Study of a Rooster Statue
Charcoal on Paper
24 ¾ x 19 in.; 62.9 x 48.3 in.
Gift of Charles Lisanby
This drawing is a sketch of a rooster statue that sat in Charles’ New York apartment during the 1950s and was one of the many items that he and Andy Warhol would sketch together. After their initial introduction in 1955, Charles and Andy immediately became very close friends and began spending a great deal of time together, even departing on a trip around the world together the following summer. The two would often spend their Saturdays and Sundays cooped up in Charles’ apartment sharing ideas and drawing the various found objects that filled it. According to Charles, Warhol’s Rooster with Coca Cola Bottle from 1960, which is now housed in the National Gallery of Scotland, was done from the same statue as this piece.
Studying Charles and Andy’s different interpretations of this statue illuminates two very distinct styles of drawing, and indeed two mutually exclusive artistic philosophies.

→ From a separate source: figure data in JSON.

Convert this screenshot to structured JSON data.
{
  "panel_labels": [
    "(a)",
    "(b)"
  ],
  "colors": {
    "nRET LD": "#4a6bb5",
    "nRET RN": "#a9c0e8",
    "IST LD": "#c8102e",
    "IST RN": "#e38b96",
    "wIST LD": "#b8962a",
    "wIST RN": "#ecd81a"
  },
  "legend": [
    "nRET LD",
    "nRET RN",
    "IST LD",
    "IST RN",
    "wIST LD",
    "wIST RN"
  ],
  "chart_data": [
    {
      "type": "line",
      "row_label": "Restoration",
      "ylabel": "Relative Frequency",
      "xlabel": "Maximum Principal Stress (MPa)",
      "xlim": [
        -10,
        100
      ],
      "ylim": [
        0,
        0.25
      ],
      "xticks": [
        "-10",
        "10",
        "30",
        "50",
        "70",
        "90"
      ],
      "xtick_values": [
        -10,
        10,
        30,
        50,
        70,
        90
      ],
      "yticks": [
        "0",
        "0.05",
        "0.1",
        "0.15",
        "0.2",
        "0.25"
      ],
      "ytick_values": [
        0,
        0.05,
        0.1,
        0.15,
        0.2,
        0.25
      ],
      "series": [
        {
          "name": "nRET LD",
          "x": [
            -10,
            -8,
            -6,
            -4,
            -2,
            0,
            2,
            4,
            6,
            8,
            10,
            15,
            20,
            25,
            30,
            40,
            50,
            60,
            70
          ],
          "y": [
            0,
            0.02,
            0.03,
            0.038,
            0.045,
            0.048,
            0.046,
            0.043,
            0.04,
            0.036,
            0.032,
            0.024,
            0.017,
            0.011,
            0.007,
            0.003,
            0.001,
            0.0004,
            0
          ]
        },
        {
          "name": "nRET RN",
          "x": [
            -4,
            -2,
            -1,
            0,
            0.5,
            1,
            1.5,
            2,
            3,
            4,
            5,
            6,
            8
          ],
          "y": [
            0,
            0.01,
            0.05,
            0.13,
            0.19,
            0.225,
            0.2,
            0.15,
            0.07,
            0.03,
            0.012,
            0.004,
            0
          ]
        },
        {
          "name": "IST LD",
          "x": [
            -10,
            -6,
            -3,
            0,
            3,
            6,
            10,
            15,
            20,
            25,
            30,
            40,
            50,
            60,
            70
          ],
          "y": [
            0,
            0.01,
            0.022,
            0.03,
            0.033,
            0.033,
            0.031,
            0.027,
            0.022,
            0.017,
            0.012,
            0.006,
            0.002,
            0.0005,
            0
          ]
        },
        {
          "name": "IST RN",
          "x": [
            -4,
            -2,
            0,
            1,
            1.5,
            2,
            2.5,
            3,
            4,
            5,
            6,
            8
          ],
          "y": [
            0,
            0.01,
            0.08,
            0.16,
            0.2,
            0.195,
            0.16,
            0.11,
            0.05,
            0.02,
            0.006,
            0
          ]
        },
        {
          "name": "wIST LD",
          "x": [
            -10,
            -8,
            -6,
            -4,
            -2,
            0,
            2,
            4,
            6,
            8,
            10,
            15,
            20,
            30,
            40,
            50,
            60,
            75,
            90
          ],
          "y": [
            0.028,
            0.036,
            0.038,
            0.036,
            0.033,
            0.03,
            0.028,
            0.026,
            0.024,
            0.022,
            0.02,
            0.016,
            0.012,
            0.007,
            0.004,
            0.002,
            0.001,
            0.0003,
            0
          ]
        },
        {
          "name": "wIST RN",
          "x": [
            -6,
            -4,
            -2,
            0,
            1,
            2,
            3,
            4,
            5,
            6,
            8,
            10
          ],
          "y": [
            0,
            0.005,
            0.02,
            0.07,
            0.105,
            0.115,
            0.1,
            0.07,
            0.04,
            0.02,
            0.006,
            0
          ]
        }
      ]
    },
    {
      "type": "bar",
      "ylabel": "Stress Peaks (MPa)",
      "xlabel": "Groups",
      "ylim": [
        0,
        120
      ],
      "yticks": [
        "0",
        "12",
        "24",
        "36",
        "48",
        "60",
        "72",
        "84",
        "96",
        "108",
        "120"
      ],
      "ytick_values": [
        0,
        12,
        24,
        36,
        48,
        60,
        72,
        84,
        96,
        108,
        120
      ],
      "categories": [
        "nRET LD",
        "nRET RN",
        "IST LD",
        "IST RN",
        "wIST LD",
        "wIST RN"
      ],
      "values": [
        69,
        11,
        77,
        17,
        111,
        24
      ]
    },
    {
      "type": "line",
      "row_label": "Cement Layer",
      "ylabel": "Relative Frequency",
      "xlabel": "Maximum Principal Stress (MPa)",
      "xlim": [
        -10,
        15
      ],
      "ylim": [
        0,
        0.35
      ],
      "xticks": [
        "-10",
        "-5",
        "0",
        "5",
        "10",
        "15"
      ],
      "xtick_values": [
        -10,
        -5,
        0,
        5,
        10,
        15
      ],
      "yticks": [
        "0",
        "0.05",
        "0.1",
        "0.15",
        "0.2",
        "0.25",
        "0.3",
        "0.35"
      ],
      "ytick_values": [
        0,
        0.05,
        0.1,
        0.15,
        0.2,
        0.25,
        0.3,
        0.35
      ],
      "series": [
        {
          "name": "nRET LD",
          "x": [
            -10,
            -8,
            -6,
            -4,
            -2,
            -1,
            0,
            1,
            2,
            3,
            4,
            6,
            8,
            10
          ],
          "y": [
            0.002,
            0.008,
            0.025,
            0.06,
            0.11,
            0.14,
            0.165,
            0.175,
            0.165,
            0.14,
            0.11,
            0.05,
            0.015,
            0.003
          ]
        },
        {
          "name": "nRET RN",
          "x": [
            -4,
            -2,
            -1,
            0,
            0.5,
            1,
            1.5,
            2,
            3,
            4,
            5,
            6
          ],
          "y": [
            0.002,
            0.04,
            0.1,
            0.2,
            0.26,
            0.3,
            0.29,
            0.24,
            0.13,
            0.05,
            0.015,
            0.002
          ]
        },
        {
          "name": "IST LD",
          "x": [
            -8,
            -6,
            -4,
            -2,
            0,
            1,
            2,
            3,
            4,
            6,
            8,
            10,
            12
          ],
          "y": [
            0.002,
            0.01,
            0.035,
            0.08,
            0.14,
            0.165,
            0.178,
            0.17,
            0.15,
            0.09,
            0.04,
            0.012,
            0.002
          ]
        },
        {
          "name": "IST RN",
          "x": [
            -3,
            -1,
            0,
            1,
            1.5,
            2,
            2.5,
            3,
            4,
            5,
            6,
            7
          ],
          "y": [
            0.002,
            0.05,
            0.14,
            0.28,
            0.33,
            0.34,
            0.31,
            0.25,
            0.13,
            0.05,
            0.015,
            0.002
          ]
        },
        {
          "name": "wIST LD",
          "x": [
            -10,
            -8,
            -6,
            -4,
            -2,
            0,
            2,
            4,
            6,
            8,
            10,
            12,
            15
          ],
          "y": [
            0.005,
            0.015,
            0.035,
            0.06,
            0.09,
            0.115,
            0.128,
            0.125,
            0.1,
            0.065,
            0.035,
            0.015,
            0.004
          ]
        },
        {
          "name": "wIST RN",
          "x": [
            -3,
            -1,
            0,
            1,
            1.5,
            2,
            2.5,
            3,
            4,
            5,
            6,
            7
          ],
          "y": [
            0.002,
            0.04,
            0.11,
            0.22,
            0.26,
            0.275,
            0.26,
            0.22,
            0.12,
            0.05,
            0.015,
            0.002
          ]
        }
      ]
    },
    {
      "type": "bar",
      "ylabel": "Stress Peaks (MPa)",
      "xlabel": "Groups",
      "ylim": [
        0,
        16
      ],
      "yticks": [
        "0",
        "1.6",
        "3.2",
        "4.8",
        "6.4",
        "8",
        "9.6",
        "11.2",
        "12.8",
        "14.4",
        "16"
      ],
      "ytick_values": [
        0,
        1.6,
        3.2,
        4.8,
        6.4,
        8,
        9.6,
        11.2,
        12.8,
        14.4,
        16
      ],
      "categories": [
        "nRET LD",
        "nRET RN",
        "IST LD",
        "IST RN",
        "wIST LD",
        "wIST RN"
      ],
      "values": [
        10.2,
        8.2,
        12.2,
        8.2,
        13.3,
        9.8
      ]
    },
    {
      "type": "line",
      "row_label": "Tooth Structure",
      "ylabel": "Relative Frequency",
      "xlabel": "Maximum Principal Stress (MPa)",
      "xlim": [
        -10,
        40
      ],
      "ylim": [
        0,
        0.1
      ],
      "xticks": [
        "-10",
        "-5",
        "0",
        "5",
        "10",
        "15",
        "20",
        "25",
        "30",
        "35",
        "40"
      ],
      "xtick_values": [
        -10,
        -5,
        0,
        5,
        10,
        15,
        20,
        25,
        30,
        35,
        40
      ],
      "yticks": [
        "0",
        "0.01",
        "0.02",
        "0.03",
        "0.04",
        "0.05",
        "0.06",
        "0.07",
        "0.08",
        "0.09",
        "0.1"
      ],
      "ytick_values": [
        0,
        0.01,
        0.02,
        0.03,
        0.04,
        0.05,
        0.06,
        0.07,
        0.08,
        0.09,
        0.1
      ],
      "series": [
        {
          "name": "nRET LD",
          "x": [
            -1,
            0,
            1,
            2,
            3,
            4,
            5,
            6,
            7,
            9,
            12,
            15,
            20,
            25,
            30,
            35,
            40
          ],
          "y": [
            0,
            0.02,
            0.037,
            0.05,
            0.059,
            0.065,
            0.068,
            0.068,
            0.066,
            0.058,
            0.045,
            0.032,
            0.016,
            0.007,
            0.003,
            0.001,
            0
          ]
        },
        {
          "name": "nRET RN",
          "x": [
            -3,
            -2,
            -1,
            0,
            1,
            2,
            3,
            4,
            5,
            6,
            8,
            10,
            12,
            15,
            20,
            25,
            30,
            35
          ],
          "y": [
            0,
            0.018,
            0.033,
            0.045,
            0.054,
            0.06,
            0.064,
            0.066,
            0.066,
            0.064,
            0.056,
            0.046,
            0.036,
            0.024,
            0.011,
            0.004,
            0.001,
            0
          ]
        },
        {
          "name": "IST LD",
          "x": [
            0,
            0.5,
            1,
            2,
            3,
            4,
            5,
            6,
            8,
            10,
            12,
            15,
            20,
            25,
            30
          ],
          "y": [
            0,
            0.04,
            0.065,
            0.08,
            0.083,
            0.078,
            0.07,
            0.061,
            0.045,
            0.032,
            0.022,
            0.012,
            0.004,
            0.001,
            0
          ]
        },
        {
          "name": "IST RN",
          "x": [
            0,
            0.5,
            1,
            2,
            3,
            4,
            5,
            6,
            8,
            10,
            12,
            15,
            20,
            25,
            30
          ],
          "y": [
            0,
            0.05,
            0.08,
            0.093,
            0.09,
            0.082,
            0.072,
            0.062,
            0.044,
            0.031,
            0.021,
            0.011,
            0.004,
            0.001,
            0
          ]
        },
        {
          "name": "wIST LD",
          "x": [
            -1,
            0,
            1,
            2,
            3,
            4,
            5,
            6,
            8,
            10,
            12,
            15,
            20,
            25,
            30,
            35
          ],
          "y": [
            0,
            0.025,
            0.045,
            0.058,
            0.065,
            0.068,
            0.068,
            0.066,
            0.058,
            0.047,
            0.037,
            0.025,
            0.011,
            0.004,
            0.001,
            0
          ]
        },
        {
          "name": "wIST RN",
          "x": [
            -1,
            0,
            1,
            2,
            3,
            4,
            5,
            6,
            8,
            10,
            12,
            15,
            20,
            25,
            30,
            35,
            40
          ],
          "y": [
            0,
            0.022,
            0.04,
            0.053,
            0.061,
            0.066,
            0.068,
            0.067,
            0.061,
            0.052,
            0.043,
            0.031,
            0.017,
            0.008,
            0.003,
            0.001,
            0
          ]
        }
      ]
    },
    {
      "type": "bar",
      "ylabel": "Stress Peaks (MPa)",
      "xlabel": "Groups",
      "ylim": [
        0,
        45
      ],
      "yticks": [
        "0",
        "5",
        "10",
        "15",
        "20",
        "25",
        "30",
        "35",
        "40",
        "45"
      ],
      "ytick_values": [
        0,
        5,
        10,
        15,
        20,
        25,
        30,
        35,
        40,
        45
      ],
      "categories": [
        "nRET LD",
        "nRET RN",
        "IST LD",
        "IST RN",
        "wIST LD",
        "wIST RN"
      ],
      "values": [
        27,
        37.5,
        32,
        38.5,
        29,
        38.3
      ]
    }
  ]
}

Charles, on the one hand, builds the rooster carefully from short strokes that mirror the way most laypersons would draw. Andy’s rooster, on the other hand, is built from rigid, regular, wholly depersonalized lines that create a commodified aesthetic he aimed for in all of his art. This divergence in artistic philosophies—Charles being much more conservative and refined compared to Andy’s stark, simple, modern aesthetic—would prove to be one major factor behind their eventual rift.